A descentralização administrativa da Constituição de 1988 gerou uma nova territorialidade que não se limita aos contornos físicos e políticos estabelecidos. Ela também colaborou para a maior autonomia dos municípios que, num contexto mundial de globalização e surgimento de “cidades mundiais”, passam a ocupar papel de destaque no jogo político e econômico do país. O mito de moralidade e autonomia das comunidades, em contraposição à corrupção e degradação dos Estados, enraizado no neoliberalismo dos anos 1980, colabora para um fortalecimento municipalista em contraponto à intensificação da ação estatal, dificultando a ampliação do debate regional e de médio e longo prazo que, para Nabuco, passa necessariamente pela existência de um Estado fortalecido. O municipalismo não dá conta, sozinho, de resolver questões que ultrapassam os limites estabelecidos e, mesmo questões que aparentemente dizem respeito apenas à questão individual da cidade, impactam e são impactadas pelo contexto regional em que está inserida. 

Concluindo o artigo, Nabuco reforça que, após quase 50 anos de políticas regionais no Brasil, em meados da década de 1990 se observava uma paralisia na agenda dos governantes em relação a tais políticas, motivada por razões globais (reestruturação da divisão internacional do trabalho) e nacionais (descentralização administrativa da constituinte, escassez de recursos e redução do papel do Estado). A questão latente deixada pela autora, passa pelo dilema acerca da possibilidade de convivência entre capitalismo e democracia, e pelos desafios de governabilidade enfrentados pelos municípios, convertidos em “quase-estados”, tamanha importância a eles conferidos. Para os dias atuais, tanto os dados históricos sistematizados, quanto a discussão acerca do histórico de planejamento regional no Brasil colocados por Nabuco, colaboram para uma visão mais ampla acerca do tema, principalmente num momento histórico em que se vê cada vez mais a necessidade de desenvolver planos regionais, ao mesmo tempo em que se discorre sobre o assunto muitas vezes sob uma lente municipalista. Os problemas colocados pelas questões regionais do Brasil, seja da fragmentação territorial como discutido por Francisco de Oliveira (1993), seja dos desafios impostos pelo aumento das interligações físicas e virtuais entre diversas cidades, demandam instâncias supra-municipais integradas às diversas escalas envolvidas, ao mesmo tempo em que garanta a participação, a transparência e o controle populares no nível local.
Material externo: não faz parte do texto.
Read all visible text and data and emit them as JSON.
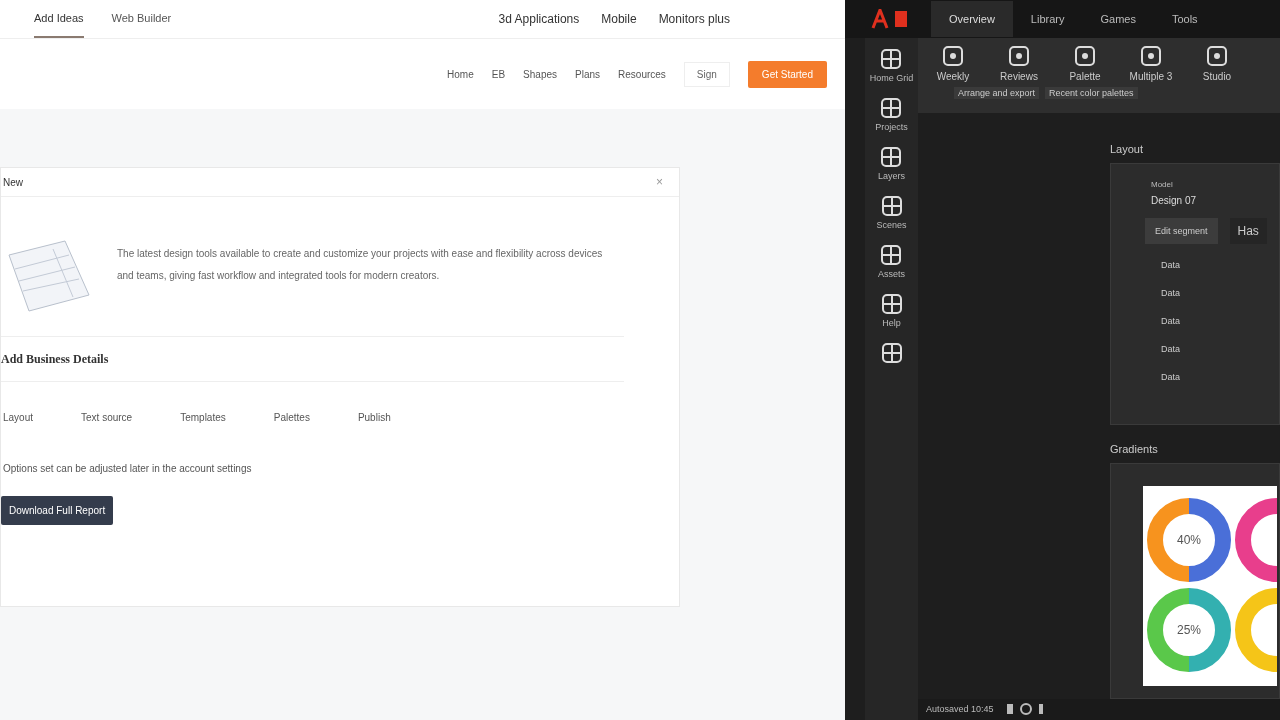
{
  "site": {
    "tabs": [
      {
        "label": "Add Ideas",
        "selected": true
      },
      {
        "label": "Web Builder",
        "selected": false
      }
    ],
    "top_links": [
      "3d Applications",
      "Mobile",
      "Monitors plus"
    ],
    "nav_links": [
      "Home",
      "EB",
      "Shapes",
      "Plans",
      "Resources"
    ],
    "sign_button": "Sign",
    "cta_button": "Get Started"
  },
  "card": {
    "title": "New",
    "close": "×",
    "description": "The latest design tools available to create and customize your projects with ease and flexibility across devices and teams, giving fast workflow and integrated tools for modern creators.",
    "section_title": "Add Business Details",
    "fields": [
      "Layout",
      "Text source",
      "Templates",
      "Palettes",
      "Publish"
    ],
    "note": "Options set can be adjusted later in the account settings",
    "action_button": "Download Full Report"
  },
  "app": {
    "tabs": [
      {
        "label": "Overview",
        "selected": true
      },
      {
        "label": "Library",
        "selected": false
      },
      {
        "label": "Games",
        "selected": false
      },
      {
        "label": "Tools",
        "selected": false
      }
    ],
    "rail": [
      "Home Grid",
      "Projects",
      "Layers",
      "Scenes",
      "Assets",
      "Help"
    ],
    "toolbar": [
      "Weekly",
      "Reviews",
      "Palette",
      "Multiple 3",
      "Studio"
    ],
    "toolbar_captions": [
      "Arrange and export",
      "Recent color palettes"
    ],
    "layout_title": "Layout",
    "layout": {
      "label": "Model",
      "value": "Design 07",
      "side_tab": "Has",
      "items": [
        {
          "label": "Edit segment",
          "selected": true
        },
        {
          "label": "Data",
          "selected": false
        },
        {
          "label": "Data",
          "selected": false
        },
        {
          "label": "Data",
          "selected": false
        },
        {
          "label": "Data",
          "selected": false
        },
        {
          "label": "Data",
          "selected": false
        }
      ]
    },
    "gradients_title": "Gradients",
    "ring_labels": [
      "40%",
      "25%"
    ],
    "status": "Autosaved 10:45"
  }
}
Num contexto de adoção de políticas de austeridade fiscal e de abraço a políticas ultraliberais (MELLO, 2021), após um período de crise política e econômica, o Brasil se encontra no início do século 20 com grandes dificuldades no sentido de estabelecer o terreno favorável para desenvolvimento e aplicação de programas regionais. Comandado por um governo de extrema-direita, que governa por decreto e distribui verbas através de orçamentos secretos, colocam grandes entraves à possibilidade de organização de Estados e municípios, cada vez mais impelidos a buscar recursos por outras fontes e estimulados a acirrar a concorrência entre si através da guerra fiscal. Nesse cenário de acirramento das disputas, pavimentar caminhos de interseção torna-se um imperativo para possibilitar a construção de agendas políticas e econômicas que pautem o planejamento regional no Brasil.

Referências

MELLO, G. O fracasso do ultraliberalismo. Fundação Perseu Abramo. Revista Focus Brasil.  n. 24, 23 a 29 de agosto de 2021, p. 30-34.

NABUCO, Maria Regina. A (des)institucionalização das políticas regionais no Brasil. etc… espaço, tempo e crítica, nº2 (6), vol 1, 2007.

OLIVEIRA, F. A questão regional: a hegemonia inacabada. Estudos Avançados, 7 (18), 1993.